Reprenons notre chemin par la rue Sant Blai jusqu’à la place Agustí Querol, puis rejoignons le Pont de l’Estat jusqu’au quartier de Ferreries. La construction de ce pont, qui commença après l’incendie au cours duquel disparut le dernier pont de barques (1892), obligea à supprimer une partie de la place de l’ancienne église du Rosaire (26), aujourd’hui dans le quartier de Ferreries. La maison d’Antoni Llorca se trouve sur la promenade dégagée le long du fleuve, tout comme l’église mentionnée précédemment. Elle possède une ornementation aux motifs végétaux, bien élaborés et sculptés, qui lui confère tout son caractère. Quant à la maison d’Antoni Llorca, construite par l’architecte Joan Abril, sur l’une de ses façades latérales se trouve la porte de l’église qui existait sur l’ancienne place des Cols. Ce quartier possède également un autre exemple de l’Art Nouveau catalan : la Maison Camòs. Indiquons les formes courbes d’inspiration arabe de la partie supérieure des fenêtres du rez-de-chaussée.
Revenons du Pont jusqu’à la place Agustí Querol pour remonter la rue Montcada et rejoindre le Palais Climent (36). Indiquons l’aspect ordonné de ce palais, une impression créée par la composition verticale des fenêtres.
Continuons notre chemin jusqu’au Palais Abària, et de là jusqu’à la place de la Cinta pour découvrir un autre bel exemple de l’Art Nouveau catalan, la Maison Grego (30), où les formes sont plus arrondies et sinueuses et créent le dynamisme très caractéristique du Modernisme.

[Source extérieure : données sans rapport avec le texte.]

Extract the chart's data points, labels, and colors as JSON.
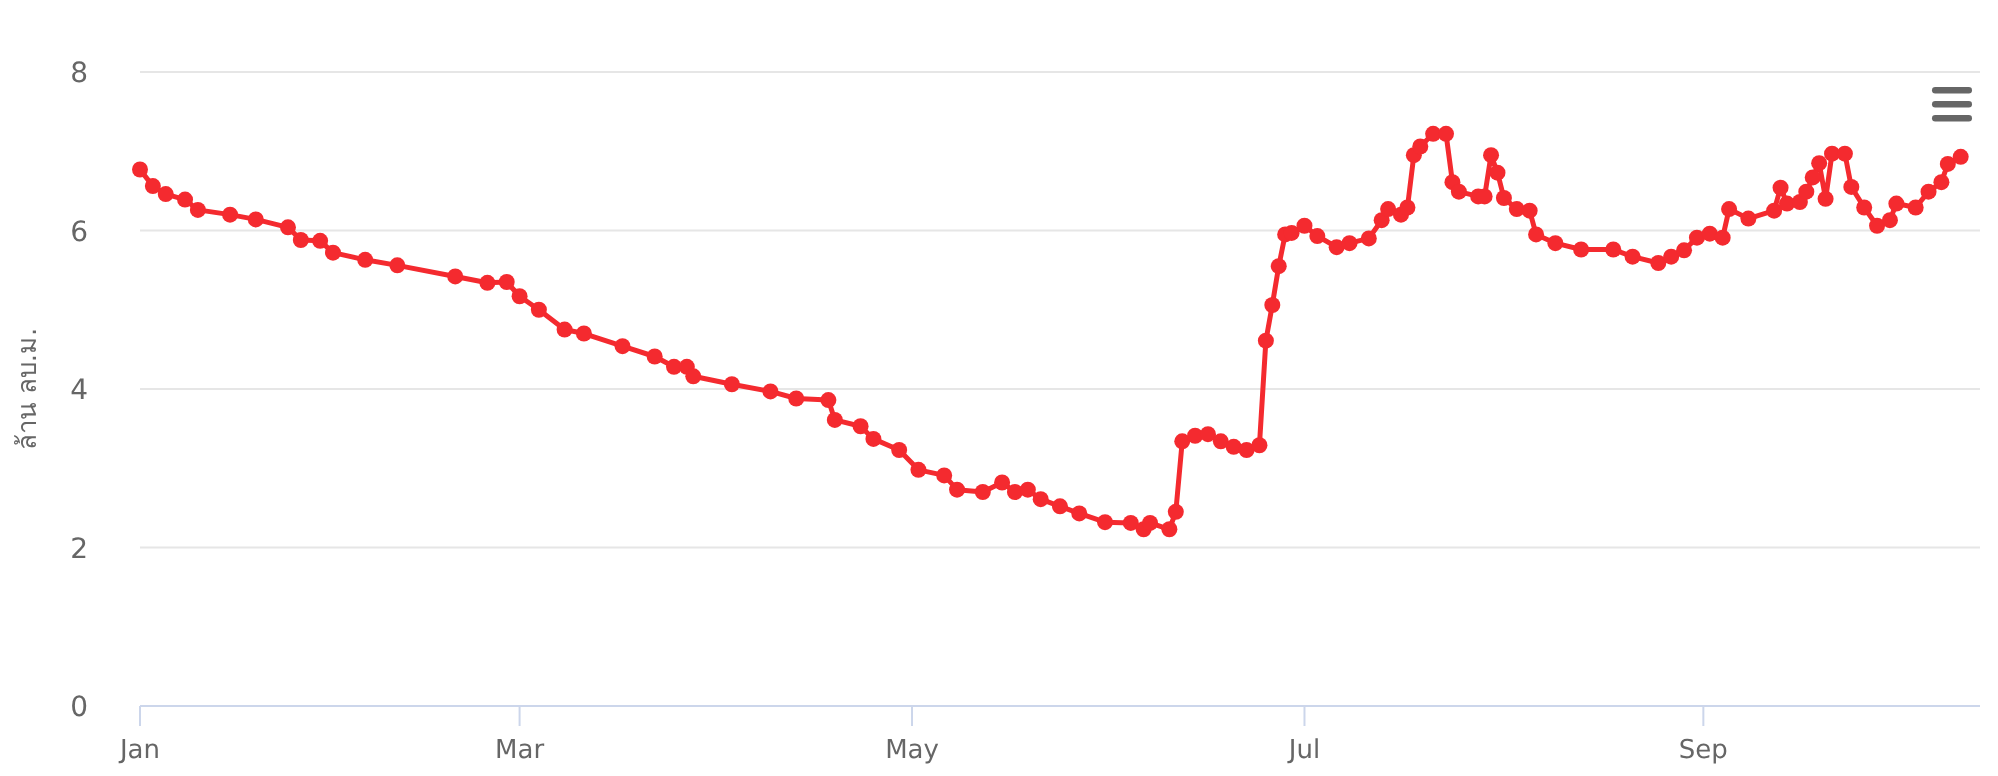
{
  "chart_data": {
    "type": "line",
    "ylabel": "ล้าน ลบ.ม.",
    "ylim": [
      0,
      8
    ],
    "yticks": [
      0,
      2,
      4,
      6,
      8
    ],
    "xlim": [
      "--01-01",
      "--10-14"
    ],
    "xticks": [
      {
        "value": "--01-01",
        "label": "Jan"
      },
      {
        "value": "--03-01",
        "label": "Mar"
      },
      {
        "value": "--05-01",
        "label": "May"
      },
      {
        "value": "--07-01",
        "label": "Jul"
      },
      {
        "value": "--09-01",
        "label": "Sep"
      }
    ],
    "grid": "y",
    "marker": "circle",
    "line_style": "solid",
    "x": [
      "--01-01",
      "--01-03",
      "--01-05",
      "--01-08",
      "--01-10",
      "--01-15",
      "--01-19",
      "--01-24",
      "--01-26",
      "--01-29",
      "--01-31",
      "--02-05",
      "--02-10",
      "--02-19",
      "--02-24",
      "--02-27",
      "--03-01",
      "--03-04",
      "--03-08",
      "--03-11",
      "--03-17",
      "--03-22",
      "--03-25",
      "--03-27",
      "--03-28",
      "--04-03",
      "--04-09",
      "--04-13",
      "--04-18",
      "--04-19",
      "--04-23",
      "--04-25",
      "--04-29",
      "--05-02",
      "--05-06",
      "--05-08",
      "--05-12",
      "--05-15",
      "--05-17",
      "--05-19",
      "--05-21",
      "--05-24",
      "--05-27",
      "--05-31",
      "--06-04",
      "--06-06",
      "--06-07",
      "--06-10",
      "--06-11",
      "--06-12",
      "--06-14",
      "--06-16",
      "--06-18",
      "--06-20",
      "--06-22",
      "--06-24",
      "--06-25",
      "--06-26",
      "--06-27",
      "--06-28",
      "--06-29",
      "--07-01",
      "--07-03",
      "--07-06",
      "--07-08",
      "--07-11",
      "--07-13",
      "--07-14",
      "--07-16",
      "--07-17",
      "--07-18",
      "--07-19",
      "--07-21",
      "--07-23",
      "--07-24",
      "--07-25",
      "--07-28",
      "--07-29",
      "--07-30",
      "--07-31",
      "--08-01",
      "--08-03",
      "--08-05",
      "--08-06",
      "--08-09",
      "--08-13",
      "--08-18",
      "--08-21",
      "--08-25",
      "--08-27",
      "--08-29",
      "--08-31",
      "--09-02",
      "--09-04",
      "--09-05",
      "--09-08",
      "--09-12",
      "--09-13",
      "--09-14",
      "--09-16",
      "--09-17",
      "--09-18",
      "--09-19",
      "--09-20",
      "--09-21",
      "--09-23",
      "--09-24",
      "--09-26",
      "--09-28",
      "--09-30",
      "--10-01",
      "--10-04",
      "--10-06",
      "--10-08",
      "--10-09",
      "--10-11"
    ],
    "series": [
      {
        "color": "#f42a2f",
        "values": [
          6.77,
          6.56,
          6.46,
          6.39,
          6.26,
          6.2,
          6.14,
          6.04,
          5.88,
          5.87,
          5.72,
          5.63,
          5.56,
          5.42,
          5.34,
          5.35,
          5.17,
          5.0,
          4.75,
          4.7,
          4.54,
          4.41,
          4.28,
          4.28,
          4.16,
          4.06,
          3.97,
          3.88,
          3.86,
          3.61,
          3.53,
          3.37,
          3.23,
          2.98,
          2.91,
          2.73,
          2.7,
          2.82,
          2.7,
          2.73,
          2.61,
          2.52,
          2.43,
          2.32,
          2.31,
          2.23,
          2.31,
          2.23,
          2.45,
          3.34,
          3.41,
          3.43,
          3.34,
          3.27,
          3.23,
          3.29,
          4.61,
          5.06,
          5.55,
          5.95,
          5.97,
          6.06,
          5.93,
          5.79,
          5.84,
          5.9,
          6.13,
          6.27,
          6.2,
          6.29,
          6.95,
          7.06,
          7.22,
          7.22,
          6.61,
          6.49,
          6.43,
          6.43,
          6.95,
          6.73,
          6.41,
          6.27,
          6.25,
          5.95,
          5.84,
          5.76,
          5.76,
          5.67,
          5.59,
          5.67,
          5.75,
          5.91,
          5.96,
          5.91,
          6.27,
          6.15,
          6.25,
          6.54,
          6.34,
          6.36,
          6.49,
          6.67,
          6.85,
          6.4,
          6.97,
          6.97,
          6.55,
          6.29,
          6.06,
          6.13,
          6.34,
          6.29,
          6.49,
          6.61,
          6.84,
          6.93
        ]
      }
    ]
  }
}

Nous terminerons notre itinéraire le long du fleuve, en contemplant l’un des édifices Art Nouveau les plus réussis de la ville : les anciens Abattoirs Municipaux (29)
. Construits entre 1906 et 1908 sur des terrains gagnés sur les eaux, ils sont l’œuvre de l’architecte Pau Monguió i Segura qui appliqua un principe de pavillons combinant les espaces ouverts et fermés.